1- A distância entre o bloco ocidental (formado pelos EUA, União Europeia, Inglaterra, Japão e Austrália, para conter Rússia e China) e o resto do mundo, que rejeita sanções e chamados à ordem unida, está se ampliando. Do apoio, compreensão ou não alinhamento do Sul Global em relação à guerra na Ucrânia resulta o isolamento do Ocidente.

2- O massacre em Gaza e a cumplicidade ocidental, política e midiática com ele (particularmente clara na França e na Alemanha), consagram um verdadeiro suicídio moral do Ocidente. Sua credibilidade em matéria de direitos humanos, mediação de conflitos e justiça global é igual a zero. Seu duplo padrão ao medir Ucrânia e Gaza é evidente.

As mesmas potências que estão financiando e armando a Ucrânia estão financiando e armando um genocídio pelas forças israelenses supremacistas raciais em Gaza. Isso dá uma nova plausibilidade à narrativa russa de que, sem sua intervenção militar, teria ocorrido na Crimeia e no Donbass uma limpeza étnica, expulsão e massacre de pró-russos por forças parcialmente animadas por uma ideologia de extrema direita com o apoio e a bênção do Ocidente.

Toda morte na prisão de um opositor político é, por definição, suspeita – seja a do russo Aleksei Navalny ou a de Gonzalo Lira, um blogueiro “incorreto” norte-americano de origem chilena estabelecido em Kharkov, morto em janeiro em uma prisão ucraniana sem pena nem glória. Ambos foram acusados por seus carcereiros de trabalhar para serviços secretos (ocidentais ou russos). Não se deve esperar uma investigação crível sobre a causa dessas mortes em países onde a eliminação de opositores tem rastros recentes e conhecidos. Os governos, políticos e meios de comunicação que mais protestam pela morte de Navalny são os mesmos que ignoraram a morte de Lira, ou o destino de Assange, e que apoiaram o massacre em Gaza. Eles não têm credibilidade. Os únicos que podem expressar sua consternação com credibilidade por esses crimes são aqueles que levam os direitos humanos a sério e, portanto, rejeitam o uso hipócrita dos direitos humanos como arma na luta contra o adversário.

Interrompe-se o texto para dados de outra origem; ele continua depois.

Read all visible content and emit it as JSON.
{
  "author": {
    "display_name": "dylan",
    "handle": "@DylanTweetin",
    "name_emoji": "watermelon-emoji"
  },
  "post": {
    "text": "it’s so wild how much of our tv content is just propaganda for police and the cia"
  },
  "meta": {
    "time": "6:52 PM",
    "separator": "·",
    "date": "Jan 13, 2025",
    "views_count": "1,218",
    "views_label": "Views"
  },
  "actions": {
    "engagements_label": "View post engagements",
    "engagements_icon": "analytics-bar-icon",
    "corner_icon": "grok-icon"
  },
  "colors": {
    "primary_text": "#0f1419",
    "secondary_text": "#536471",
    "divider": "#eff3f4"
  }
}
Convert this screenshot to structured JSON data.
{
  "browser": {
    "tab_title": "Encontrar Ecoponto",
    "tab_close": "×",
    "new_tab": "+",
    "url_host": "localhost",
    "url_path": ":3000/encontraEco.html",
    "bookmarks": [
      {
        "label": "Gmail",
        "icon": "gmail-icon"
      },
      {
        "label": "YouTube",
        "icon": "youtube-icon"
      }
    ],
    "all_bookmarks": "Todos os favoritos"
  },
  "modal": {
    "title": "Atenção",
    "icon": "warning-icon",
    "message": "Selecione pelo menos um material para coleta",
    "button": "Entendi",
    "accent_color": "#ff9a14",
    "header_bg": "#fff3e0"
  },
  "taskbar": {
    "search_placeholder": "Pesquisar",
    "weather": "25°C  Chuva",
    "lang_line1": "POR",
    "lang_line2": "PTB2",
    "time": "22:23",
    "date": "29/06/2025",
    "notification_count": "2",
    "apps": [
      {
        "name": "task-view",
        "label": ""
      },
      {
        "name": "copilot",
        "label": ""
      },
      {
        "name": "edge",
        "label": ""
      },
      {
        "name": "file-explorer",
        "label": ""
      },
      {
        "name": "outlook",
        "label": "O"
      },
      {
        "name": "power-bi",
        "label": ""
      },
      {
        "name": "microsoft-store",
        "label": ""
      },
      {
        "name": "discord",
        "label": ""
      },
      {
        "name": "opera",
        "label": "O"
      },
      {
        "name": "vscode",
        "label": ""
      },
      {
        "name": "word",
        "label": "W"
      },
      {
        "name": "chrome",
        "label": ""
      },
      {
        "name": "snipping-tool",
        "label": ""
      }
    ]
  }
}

3- O esforço para excluir a Rússia da Europa voltou-se contra a União Europeia, reforça a “grande Eurásia” e enfraquece o Ocidente perante o resto do mundo. A exclusão resultou em a Rússia olhar para o Oriente, ao traçar suas parcerias estratégicas, e encerrar 300 anos de esforço por integrar-se à Europa.

A Rússia euroasiática tornou-se muito menos dependente da UE (suas indústrias estratégicas, corredores de transporte e instrumentos financeiros dependem menos do Ocidente) e, ao mesmo tempo, seu foco na Ásia fortalece a cooperação entre Índia e China.

Moscou já não precisa da União Europeia – mas esta ainda não se deu conta. Por isso, as sanções ricocheteiam contra ela, que importa petróleo e derivados russos através da Índia e compra gás natural liquefeito dos EUA, três ou quatro vezes mais caro que o gás russo, o que prejudica sua economia. Resultado: a Rússia tornou-se a maior economia da Europa (previsão de crescimento de 4% em 2024) e a Alemanha está à beira da recessão (previsão de 0,2%).

4- A União Europeia torna-se mais dependente, política e economicamente, dos EUA e com isso se enfraquece. A estratégia russa não é integrar o país à Europa, mas integrar a União Europeia ao grande polo continental euroasiático, cujo motor é a China.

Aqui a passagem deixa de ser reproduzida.